Len Matela

Personal information
- Born: January 27, 1980 (age 45) Merrillville, Indiana
- Nationality: American
- Listed height: 6 ft 9 in (2.06 m)
- Listed weight: 246 lb (112 kg)

Career information
- High school: Andrean (Merrillville, Indiana)
- College: Bowling Green (1998–2002)
- NBA draft: 2002: undrafted
- Playing career: 2002–2012
- Position: Center

Career history
- 2002–2003: Mitteldeutscher BC
- 2003–2007: Antwerp Giants
- 2007–2010: Spirou Charleroi
- 2010–2012: Liege Basket

Career highlights
- Belgian League MVP (2007);

= Len Matela =

American basketball player

Len Matela (born January 27, 1980) is a retired American professional basketball player.
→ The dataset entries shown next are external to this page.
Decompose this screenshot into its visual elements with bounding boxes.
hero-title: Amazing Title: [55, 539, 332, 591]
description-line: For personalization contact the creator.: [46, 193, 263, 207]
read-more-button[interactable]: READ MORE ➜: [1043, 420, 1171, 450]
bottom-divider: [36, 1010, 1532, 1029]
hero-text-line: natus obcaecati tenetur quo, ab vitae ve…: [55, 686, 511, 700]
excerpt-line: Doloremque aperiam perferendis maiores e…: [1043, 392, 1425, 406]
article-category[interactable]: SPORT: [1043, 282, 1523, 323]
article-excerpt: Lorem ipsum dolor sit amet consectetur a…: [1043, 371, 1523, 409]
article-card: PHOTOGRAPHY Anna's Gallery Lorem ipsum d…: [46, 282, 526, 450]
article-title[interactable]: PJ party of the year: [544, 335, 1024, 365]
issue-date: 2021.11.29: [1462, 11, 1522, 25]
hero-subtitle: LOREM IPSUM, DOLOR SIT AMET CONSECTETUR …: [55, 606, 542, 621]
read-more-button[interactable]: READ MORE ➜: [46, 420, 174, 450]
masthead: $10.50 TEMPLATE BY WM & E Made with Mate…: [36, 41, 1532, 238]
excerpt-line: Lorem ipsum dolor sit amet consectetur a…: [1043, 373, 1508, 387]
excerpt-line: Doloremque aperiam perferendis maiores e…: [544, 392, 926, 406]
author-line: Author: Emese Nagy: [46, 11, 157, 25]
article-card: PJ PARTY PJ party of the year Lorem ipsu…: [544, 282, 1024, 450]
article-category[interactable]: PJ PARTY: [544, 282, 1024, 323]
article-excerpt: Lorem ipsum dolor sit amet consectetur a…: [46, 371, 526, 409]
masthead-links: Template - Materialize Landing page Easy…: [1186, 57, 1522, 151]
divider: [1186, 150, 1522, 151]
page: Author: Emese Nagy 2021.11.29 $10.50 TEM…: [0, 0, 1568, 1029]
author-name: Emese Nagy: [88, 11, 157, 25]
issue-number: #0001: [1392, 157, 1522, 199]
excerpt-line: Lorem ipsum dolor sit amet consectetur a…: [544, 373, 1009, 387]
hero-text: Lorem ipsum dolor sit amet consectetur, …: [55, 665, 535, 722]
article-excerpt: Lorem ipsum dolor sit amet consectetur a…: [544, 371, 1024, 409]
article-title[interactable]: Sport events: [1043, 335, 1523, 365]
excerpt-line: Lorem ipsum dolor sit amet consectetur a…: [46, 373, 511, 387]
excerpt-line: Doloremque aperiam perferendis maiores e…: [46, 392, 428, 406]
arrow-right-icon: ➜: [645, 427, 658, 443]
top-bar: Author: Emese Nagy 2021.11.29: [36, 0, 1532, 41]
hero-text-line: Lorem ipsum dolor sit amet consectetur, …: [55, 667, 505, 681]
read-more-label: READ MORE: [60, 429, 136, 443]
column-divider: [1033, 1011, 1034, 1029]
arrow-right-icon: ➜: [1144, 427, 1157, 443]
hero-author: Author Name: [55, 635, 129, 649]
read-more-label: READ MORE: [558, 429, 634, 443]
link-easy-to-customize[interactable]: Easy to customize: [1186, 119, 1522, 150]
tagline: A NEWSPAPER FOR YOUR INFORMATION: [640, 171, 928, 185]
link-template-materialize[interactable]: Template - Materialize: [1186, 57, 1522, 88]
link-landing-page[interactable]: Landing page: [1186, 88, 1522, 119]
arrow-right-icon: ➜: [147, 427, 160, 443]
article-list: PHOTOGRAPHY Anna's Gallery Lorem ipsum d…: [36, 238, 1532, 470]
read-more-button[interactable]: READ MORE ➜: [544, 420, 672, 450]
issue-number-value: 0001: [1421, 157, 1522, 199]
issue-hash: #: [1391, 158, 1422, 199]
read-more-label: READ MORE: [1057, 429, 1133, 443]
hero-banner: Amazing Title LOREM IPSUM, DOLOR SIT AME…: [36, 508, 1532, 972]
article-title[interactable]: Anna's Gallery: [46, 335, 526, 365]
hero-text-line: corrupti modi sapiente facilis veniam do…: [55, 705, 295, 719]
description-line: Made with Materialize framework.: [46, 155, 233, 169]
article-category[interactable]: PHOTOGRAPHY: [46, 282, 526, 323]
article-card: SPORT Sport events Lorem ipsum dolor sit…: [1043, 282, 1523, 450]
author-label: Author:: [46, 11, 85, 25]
He played the center position.

==Career==
Matela played college basketball at Bowling Green State University. He went undrafted in the 2002 NBA draft.

He arrived in Europe in 2002 signing with Mitteldeutscher BC of Germany. He later played his whole career in Belgium with Antwerp Giants, Spirou Charleroi and Liege Basket.

While playing for Antwerp Giants, he was named MVP of the Belgian League in the 2006–07 season.